ACL 2026 Presidential Address
Monday, July 6, 2026, 15:45 Harbor Ballroom, Level 2
Bio: Barbara Plank is Professor and co-director of the Center for Information and Language Processing at LMU Munich. She holds the Chair for AI and Computational Linguistics at LMU Munich and is a visiting Professor at the Computer Science department at the IT University of Copenhagen. She directs the MaiNLP research lab (Munich AI and NLP lab) which focuses on Natural Language Processing with an emphasis on human-inspired and data-centric approaches. Her research has been funded by distinguished grants and awards, including an ERC Consolidator Grant (DIALECT) and a DFF Sapere Aude Research Leader grant. She is an ELLIS Fellow and regularly serves on international committees, including ACL and EACL, as well as on scientific advisory boards in academia and industry.
Keynote 3: Tania Lombrozo

Explanation and Understanding: A Perspective from Cognitive Science
Monday, July 6, 2026, 16:45, Harbor Ballroom Level 2
Abstract: What makes some explanations more satisfying than others? Why are humans so driven to explain? In this talk I’ll take a cognitive scientific approach to explanation and understanding, drawing on decades of work in psychology, education, and philosophy to argue for a function-first approach to explanations—one on which we begin by characterizing what it is that explaining achieves. I’ll suggest that the process of explaining plays a crucial role in discovery and generalization, and that we can understand the structure and phenomenology of explanations by first appreciating how explaining drives learning and helps construct our understanding of the world. I’ll also consider some potential implications for explanation and understanding in AI systems.

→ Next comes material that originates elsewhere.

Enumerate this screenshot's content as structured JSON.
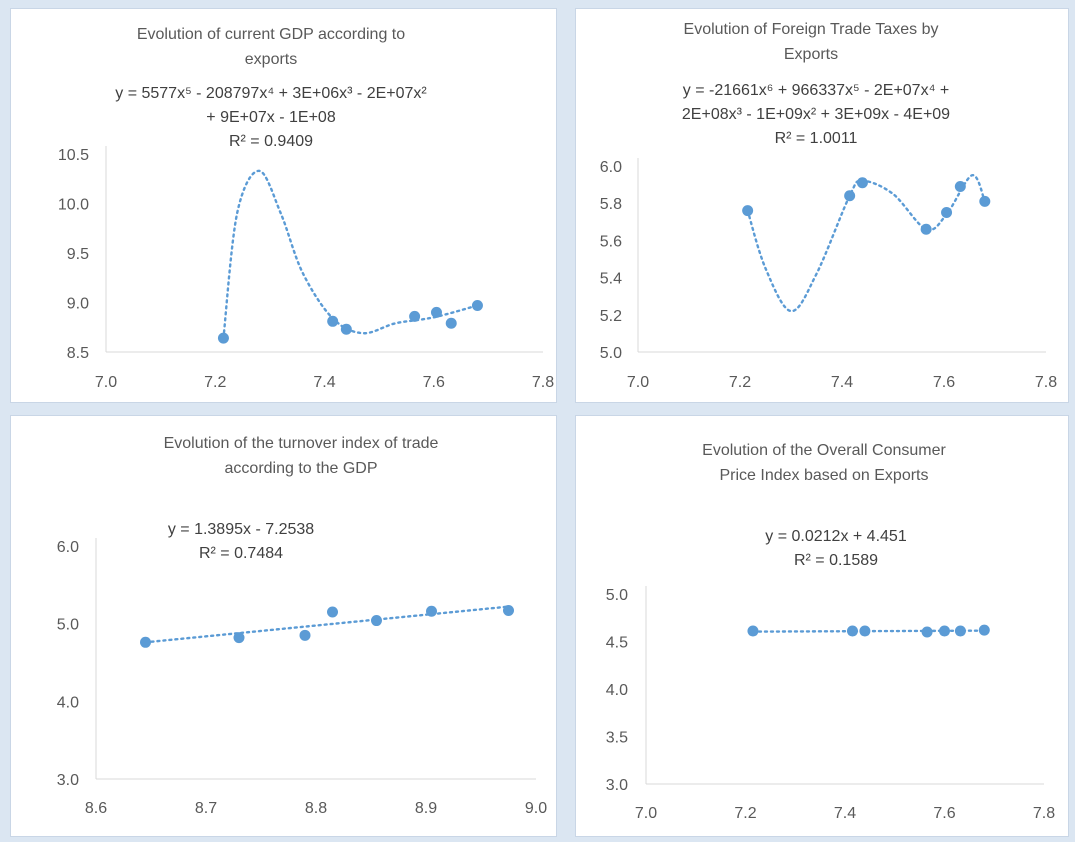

Bio: Tania Lombrozo is the Arthur W. Marks ’19 Professor of Psychology at Princeton University, as well as an Associate of the Department of Philosophy and the University Center for Human Values, the director of the Program in Cognitive Science, and co-director of Natural and Artificial Minds, a research initiative within the AI Lab. She received her Ph.D. in Psychology from Harvard University in 2006 after receiving a B.S. in Symbolic Systems and a B.A. in Philosophy from Stanford University. Dr. Lombrozo’s research aims to address foundational questions about cognition using the empirical tools of cognitive psychology and the conceptual tools of analytic philosophy. Her work focuses on explanation and understanding, conceptual representation, categorization, social cognition, causal reasoning, and folk epistemology. She is the recipient of numerous early-career awards including the Stanton Prize from the Society for Philosophy and Psychology, the Spence Award from the Association for Psychological Science, a CAREER award from the National Science Foundation, and a James S. McDonnell Foundation Scholar Award in Understanding Human Cognition. Her trade book on explanation, Why We Ask Why: The Science of Explanation and the Human Drive to Understand, will be released in October.